离散事件模拟实验报告(银行业务模拟)
完成了实验基本要求、图形化界面、实验附加要求:多个第一种队列的服务窗口,通过输入数字确定数量
实验要求
实验基本要求
在此基础上实现图形化界面
实验附加要求
实现:多个第一种队列的服务窗口,通过输入数字确定数量(3 分)
设计思路
事件表与客户队列
将银行中发生的事件分为两类,到达事件和离开事件,使用队列数据结构来存储事件表,队列中从队头到队尾依次按照事件发生的时间顺序进行排列,每次出队时队头即为下一个发生的事件
将客户队列也使用队列数据结构进行存储,后来的客户直接入队,这样可以保证队列中先来后到的顺序
开始时向事件表中添加到达事件,在处理每一个到达事件时添加下一个到达事件。当客户队列非空时向事件表中添加离开事件,当处理离开事件时如果客户队列仍非空添加下一个离开事件,这样即可完成事件的驱动。
在处理客户时,若申请金额超出银行资金,则将其排入第二个队列等候。
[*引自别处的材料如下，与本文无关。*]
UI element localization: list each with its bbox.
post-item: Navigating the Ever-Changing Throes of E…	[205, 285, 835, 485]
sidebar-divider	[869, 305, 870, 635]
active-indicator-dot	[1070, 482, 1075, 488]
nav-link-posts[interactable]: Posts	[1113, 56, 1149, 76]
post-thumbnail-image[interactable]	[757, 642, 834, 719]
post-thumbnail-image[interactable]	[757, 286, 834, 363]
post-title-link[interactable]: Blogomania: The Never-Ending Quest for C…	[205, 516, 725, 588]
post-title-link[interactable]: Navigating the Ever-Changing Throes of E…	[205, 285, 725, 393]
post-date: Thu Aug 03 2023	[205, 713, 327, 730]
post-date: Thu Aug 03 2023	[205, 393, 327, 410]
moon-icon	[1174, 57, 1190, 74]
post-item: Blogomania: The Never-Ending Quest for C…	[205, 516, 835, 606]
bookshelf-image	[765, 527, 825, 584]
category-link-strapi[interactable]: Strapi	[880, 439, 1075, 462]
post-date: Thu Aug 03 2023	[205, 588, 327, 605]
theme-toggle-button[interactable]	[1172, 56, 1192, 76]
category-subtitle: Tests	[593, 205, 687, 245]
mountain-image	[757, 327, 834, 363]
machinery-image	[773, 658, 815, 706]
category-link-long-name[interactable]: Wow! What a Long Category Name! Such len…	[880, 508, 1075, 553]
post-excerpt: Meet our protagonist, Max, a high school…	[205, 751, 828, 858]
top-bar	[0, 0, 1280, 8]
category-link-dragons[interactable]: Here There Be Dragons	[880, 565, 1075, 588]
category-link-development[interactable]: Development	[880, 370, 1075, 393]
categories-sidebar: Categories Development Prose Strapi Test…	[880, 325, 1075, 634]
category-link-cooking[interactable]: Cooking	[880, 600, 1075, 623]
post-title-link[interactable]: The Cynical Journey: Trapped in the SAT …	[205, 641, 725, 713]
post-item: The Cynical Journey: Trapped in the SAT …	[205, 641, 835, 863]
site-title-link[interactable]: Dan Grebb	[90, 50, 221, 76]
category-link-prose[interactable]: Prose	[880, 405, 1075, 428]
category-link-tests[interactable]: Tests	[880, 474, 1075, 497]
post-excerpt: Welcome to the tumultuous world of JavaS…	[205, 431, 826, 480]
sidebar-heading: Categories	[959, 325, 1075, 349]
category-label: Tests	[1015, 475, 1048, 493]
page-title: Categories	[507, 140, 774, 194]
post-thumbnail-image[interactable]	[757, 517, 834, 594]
在每一个客户离开时统计其完成业务的等待时间,当银行营业结束后输出最终结果。
队列数据结构的实现
/**
* @brief 队列的基本节点
* @details data数组在客户队列中存储[0]-ArrivalTime [1]-money [2]-duration
* @details data数组在事件队列中存储[0]-OccurTime [1]-Type
*/
typedef struct QNode
{
QNode();
QNode(int(&data)[3]);
int data[3];
QNode* next;
} QNode, * QuenePtr;
typedef struct LinkQunene
{
LinkQunene();
QuenePtr front;
QuenePtr rear;
} LinkQunene;
class Quene
{
public:
Quene();
void enQuene(int(&data)[3]);
void deQuene(int(&data)[3]);
/**
* @brief 根据data[0]中存储的值升序排列
*/
void enQueneInOrder(int(&data)[3]);
void moveFrontToRear();
int getLength();
QNode* getFront();
void print();
~Quene();
private:
LinkQunene quene;
int length;
};实现了队列节点QNode,队列LinkQuene,以及队列数据类型Quene
Quene中包含入队、出队、按序入队、获得长度、获得头节点、输出队列信息等基本操作
银行类的实现
class Bank
{
public:
/**
* @brief 构造函数
* @details 存取金额范围为 [-moneyScope, moneyScope-1]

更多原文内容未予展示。